Health Populi’s Hot Points:  The coronavirus pandemic is inspiring so much innovation leveraging digital tools with evidence-based science and psychology. In seeking solutions to support our mental health and resilience, I want to highlight an innovation launching today from HopeLab and Grit Digital Health who collaborated on Nod.

Originally conceived to enable college students to connect during times of crisis, the digital health tool has been adapted for the coronavirus pandemic’s social distancing reality which can exacerbate feelings of loneliness and isolation.

“Loneliness was a huge issue before this pandemic hit, and now students are more isolated than ever,” Joe Conrad, Grit Digital Health’s Founder and CEO observed in the project’s press release.

One college-aged user shared his experience with Nod, saying, “After trying Nod, I’ve become more aware of how gratitude impacts the people I love. With all of this time on my hands, it makes sense for me to let them know how much they mean to me.”

Nod is available in Apple and Google Play stores. In this physical distancing era, Nod encourages social sharing using the hashtag #YouAreNodAlone.

Indeed…as we #StayHome we are #AloneTogether. So however you can, please reach out via whatever digital on-ramps you have on-hand, from a phone call to FaceTime, Google Hangout, Zoom, text, email, game, or app like Nod. Exercise with a gym app, do Denise Austin’s indoor walking regime via AARP’s website, or join a yoga group online.
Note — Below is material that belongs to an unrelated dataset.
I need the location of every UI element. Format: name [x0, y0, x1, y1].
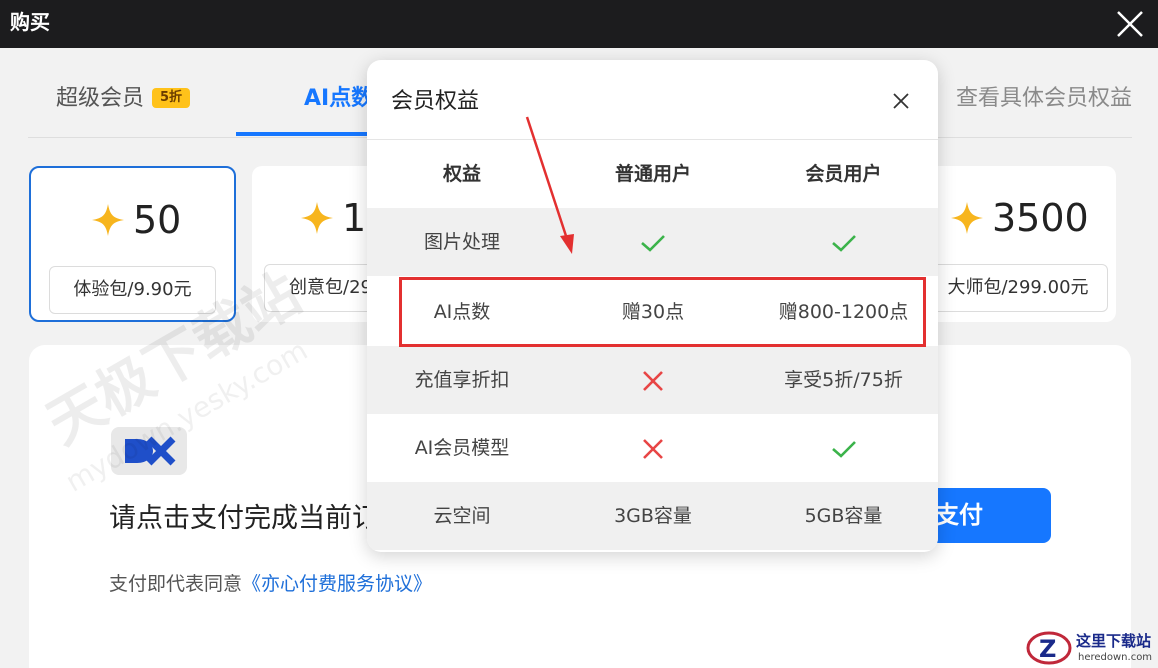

And speaking of “Yogi,” how about some comic relief – yesterday’s favorite COVID-19 laugh…shelter-in-place coping levels measured in cartoon bears. Laughter is some of the best medicine these days, right?! Keep on bearing this marathon moment for public health, my friends….

I’d love to shout out the original source of this meme as I always do, but I cannot identify it through my usual search processes. If you know it, please share the source with me and I’ll link to the artist or publisher.